The present study was performed to screen the potential biomarkers of cimaterol in rat, using an untargeted metabonomics approach. The liver and serum samples were analyzed by ultra-performance liquid chromatography coupled with quadrupole time-of-flight mass spectrometry (UHPLC–QTOF-MS) after treatment of rats with cimaterol. The principal component analysis (PCA) and orthogonal projection to latent structures squares-discriminant analysis (OPLS-DA) were applied to distinguish control group (CG) and experimental group (EG). Eleven potential biomarkers existing in both liver and serum samples were obtained, including 2-Indolecarboxylic acid, 1,2-Dioleoyl PC, xanthine, PC(14:0/20:1(11z)), hexadecanedioic acid,PE(22:4(7Z,10Z,13Z,16Z)/14:0),lysoPE(0:0/18:2(9Z,12Z)), fluorometholone acetate, PE(MonoMe(9,5)/MonoMe(13,5)), chenodeoxyglycocholic acid and ethyl abietate. These potential biomarkers were involved in pantothenate and CoA biosynthesis, synthesis and degradation of ketone bodies, sphingolipid metabolism, vitamin B6 metabolism, linoleic acid metabolism and arachidonic acid metabolism.

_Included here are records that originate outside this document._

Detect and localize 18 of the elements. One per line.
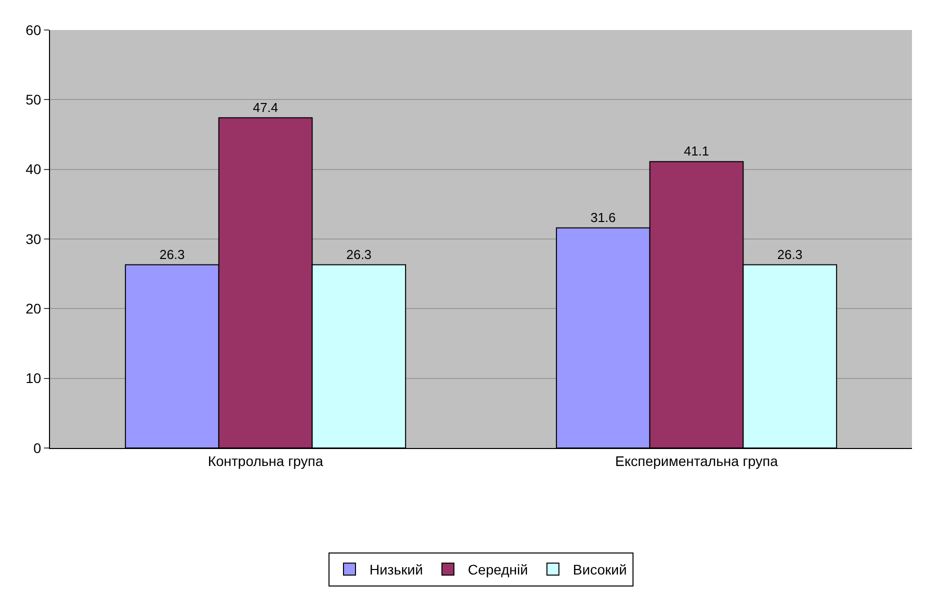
data-label: 47.4 [252, 100, 278, 115]
y-tick-label: 20 [26, 300, 42, 317]
data-label: 26.3 [159, 246, 185, 262]
y-tick-label: 10 [26, 370, 42, 386]
legend-label: Низький [370, 562, 423, 578]
x-tick-label: Експериментальна група [615, 452, 778, 469]
y-tick-label: 60 [26, 22, 42, 38]
data-label: 26.3 [777, 246, 803, 262]
data-label: 31.6 [590, 210, 616, 225]
x-tick-label: Контрольна група [208, 452, 324, 469]
data-label: 26.3 [346, 246, 372, 262]
legend-label: Середній [468, 562, 528, 578]
y-tick-label: 30 [26, 230, 42, 247]
data-label: 41.1 [684, 144, 710, 159]
legend-label: Високий [572, 562, 627, 578]
y-tick-label: 0 [33, 440, 42, 456]
y-tick-label: 40 [26, 161, 42, 178]
y-tick-label: 50 [26, 92, 42, 108]
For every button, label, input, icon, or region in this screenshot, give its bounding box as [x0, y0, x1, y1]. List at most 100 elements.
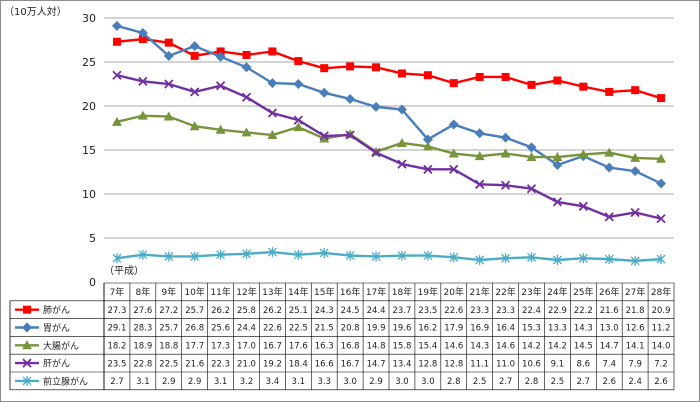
data-point	[319, 133, 330, 143]
table-cell: 25.7	[185, 306, 204, 316]
data-point	[163, 50, 174, 61]
data-point	[293, 122, 304, 132]
category-label: 12年	[236, 286, 256, 298]
table-cell: 21.0	[237, 359, 256, 369]
y-axis-unit: （10万人対）	[4, 5, 67, 18]
y-tick-label: 20	[82, 100, 96, 113]
table-cell: 12.6	[626, 324, 645, 334]
table-cell: 2.8	[525, 377, 539, 387]
data-point	[448, 148, 459, 158]
table-cell: 27.2	[159, 306, 178, 316]
data-point	[552, 255, 562, 265]
table-cell: 11.1	[470, 359, 489, 369]
table-cell: 19.6	[392, 324, 411, 334]
data-point	[474, 128, 485, 139]
data-point	[112, 37, 121, 46]
category-label: 15年	[314, 286, 334, 298]
legend-key	[15, 340, 39, 350]
category-label: 13年	[262, 286, 282, 298]
series-lines	[111, 20, 667, 266]
table-cell: 16.8	[341, 342, 360, 352]
data-point	[163, 111, 174, 121]
data-point	[371, 148, 381, 158]
legend-key	[15, 305, 39, 314]
data-point	[267, 130, 278, 140]
data-point	[319, 131, 329, 141]
data-point	[526, 142, 537, 153]
data-point	[656, 178, 667, 189]
y-tick-label: 30	[82, 12, 96, 25]
table-cell: 14.1	[626, 342, 645, 352]
data-point	[578, 201, 588, 211]
table-cell: 12.8	[418, 359, 437, 369]
y-tick-label: 5	[89, 232, 96, 245]
table-cell: 27.6	[133, 306, 152, 316]
data-table: 7年 8年 9年 10年 11年 12年 13年 14年 15年 16年 17年 18年 19年 20年 2…	[9, 282, 675, 391]
table-cell: 14.6	[444, 342, 463, 352]
category-label: 28年	[651, 286, 671, 298]
table-cell: 3.0	[421, 377, 435, 387]
table-cell: 27.3	[107, 306, 126, 316]
data-point	[500, 132, 511, 143]
table-cell: 2.9	[188, 377, 202, 387]
data-point	[605, 87, 614, 96]
data-point	[552, 159, 563, 170]
table-cell: 14.0	[652, 342, 671, 352]
data-point	[267, 108, 278, 118]
table-cell: 24.5	[341, 306, 360, 316]
data-point	[216, 249, 226, 260]
table-cell: 16.4	[496, 324, 515, 334]
data-point	[656, 153, 667, 163]
data-point	[345, 93, 356, 104]
data-point	[553, 76, 562, 85]
category-label: 21年	[469, 286, 489, 298]
data-point	[215, 124, 226, 134]
table-cell: 21.8	[626, 306, 645, 316]
data-point	[111, 20, 122, 31]
table-cell: 2.5	[551, 377, 565, 387]
data-point	[112, 70, 122, 80]
table-cell: 8.6	[577, 359, 591, 369]
data-point	[422, 134, 433, 145]
series-line	[116, 74, 662, 220]
data-point	[241, 62, 252, 73]
category-label: 24年	[547, 286, 567, 298]
data-point	[112, 253, 122, 264]
table-cell: 3.2	[240, 377, 254, 387]
data-point	[475, 72, 484, 81]
category-label: 23年	[521, 286, 541, 298]
series-line	[116, 24, 662, 185]
grid-lines	[104, 17, 674, 239]
data-point	[137, 27, 148, 38]
data-point	[294, 57, 303, 66]
table-cell: 13.0	[600, 324, 619, 334]
data-point	[657, 94, 666, 103]
table-cell: 11.2	[652, 324, 671, 334]
table-cell: 22.5	[159, 359, 178, 369]
data-point	[630, 207, 640, 218]
category-label: 7年	[110, 286, 125, 298]
table-cell: 16.2	[418, 324, 437, 334]
table-cell: 17.6	[289, 342, 308, 352]
category-label: 9年	[161, 286, 176, 298]
data-point	[552, 152, 563, 162]
data-point	[164, 38, 173, 47]
data-point	[189, 41, 200, 52]
data-point	[215, 51, 226, 62]
data-point	[320, 64, 329, 73]
table-cell: 22.6	[444, 306, 463, 316]
data-point	[268, 47, 277, 56]
series-group	[111, 20, 667, 189]
table-cell: 2.7	[110, 377, 124, 387]
table-cell: 14.3	[470, 342, 489, 352]
data-point	[22, 322, 32, 333]
table-cell: 14.5	[574, 342, 593, 352]
table-cell: 16.7	[263, 342, 282, 352]
series-group	[111, 110, 667, 163]
table-cell: 24.4	[237, 324, 256, 334]
category-label: 10年	[184, 286, 204, 298]
y-tick-labels: 0 5 10 15 20 25 30	[82, 12, 96, 289]
data-point	[345, 250, 355, 261]
table-cell: 13.4	[392, 359, 411, 369]
y-tick-label: 10	[82, 188, 96, 201]
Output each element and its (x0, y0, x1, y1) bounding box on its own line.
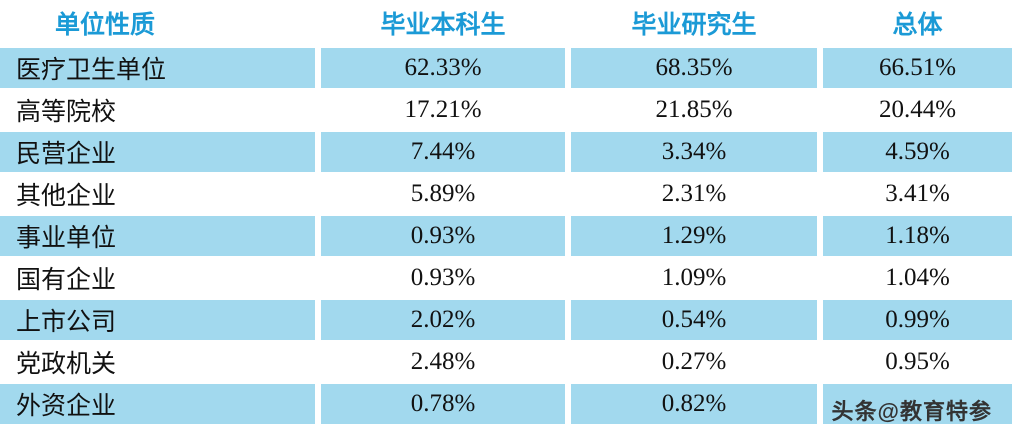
cell-overall: 0.95% (820, 341, 1012, 384)
table-row: 高等院校 17.21% 21.85% 20.44% (0, 89, 1012, 132)
cell-overall: 1.04% (820, 257, 1012, 300)
cell-overall: 0.99% (820, 299, 1012, 342)
table-row: 党政机关 2.48% 0.27% 0.95% (0, 341, 1012, 384)
table-row: 外资企业 0.78% 0.82% (0, 383, 1012, 426)
cell-undergrad: 0.78% (318, 383, 571, 426)
header-graduates: 毕业研究生 (568, 0, 823, 48)
row-label: 国有企业 (0, 257, 321, 300)
cell-undergrad: 17.21% (318, 89, 571, 132)
header-unit-type: 单位性质 (0, 0, 321, 48)
row-label: 事业单位 (0, 215, 321, 258)
row-label: 高等院校 (0, 89, 321, 132)
table-row: 事业单位 0.93% 1.29% 1.18% (0, 215, 1012, 258)
cell-grad: 0.54% (568, 299, 823, 342)
cell-undergrad: 0.93% (318, 215, 571, 258)
cell-overall: 20.44% (820, 89, 1012, 132)
table-row: 其他企业 5.89% 2.31% 3.41% (0, 173, 1012, 216)
header-overall: 总体 (820, 0, 1012, 48)
header-row: 单位性质 毕业本科生 毕业研究生 总体 (0, 0, 1012, 48)
table-row: 民营企业 7.44% 3.34% 4.59% (0, 131, 1012, 174)
cell-overall: 1.18% (820, 215, 1012, 258)
row-label: 民营企业 (0, 131, 321, 174)
cell-undergrad: 2.02% (318, 299, 571, 342)
header-undergraduates: 毕业本科生 (318, 0, 571, 48)
cell-undergrad: 0.93% (318, 257, 571, 300)
cell-overall: 3.41% (820, 173, 1012, 216)
cell-overall (820, 383, 1012, 426)
row-label: 其他企业 (0, 173, 321, 216)
cell-grad: 68.35% (568, 47, 823, 90)
toutiao-watermark: 头条@教育特参 (831, 399, 992, 424)
cell-undergrad: 62.33% (318, 47, 571, 90)
cell-grad: 2.31% (568, 173, 823, 216)
cell-grad: 0.27% (568, 341, 823, 384)
cell-overall: 66.51% (820, 47, 1012, 90)
cell-undergrad: 5.89% (318, 173, 571, 216)
cell-grad: 0.82% (568, 383, 823, 426)
row-label: 外资企业 (0, 383, 321, 426)
cell-overall: 4.59% (820, 131, 1012, 174)
table-row: 上市公司 2.02% 0.54% 0.99% (0, 299, 1012, 342)
row-label: 医疗卫生单位 (0, 47, 321, 90)
cell-grad: 3.34% (568, 131, 823, 174)
row-label: 上市公司 (0, 299, 321, 342)
cell-grad: 21.85% (568, 89, 823, 132)
cell-undergrad: 7.44% (318, 131, 571, 174)
row-label: 党政机关 (0, 341, 321, 384)
table-row: 国有企业 0.93% 1.09% 1.04% (0, 257, 1012, 300)
cell-grad: 1.29% (568, 215, 823, 258)
cell-grad: 1.09% (568, 257, 823, 300)
table-row: 医疗卫生单位 62.33% 68.35% 66.51% (0, 47, 1012, 90)
cell-undergrad: 2.48% (318, 341, 571, 384)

After withdrawal of cimaterol, the duration time of fluorometholone acetate in serum and liver of rats was both more than 15 days, which were much longer than that of parent drugs cimaterol. Therefore, the fluorometholone acetate was more suitable for supervising to the illegal use of cimaterol from the views of accessibility and accuracy. This study can provide the theoretical basis for the accurate monitoring method of cimaterol based on potential biomarker fluorometholone acetate.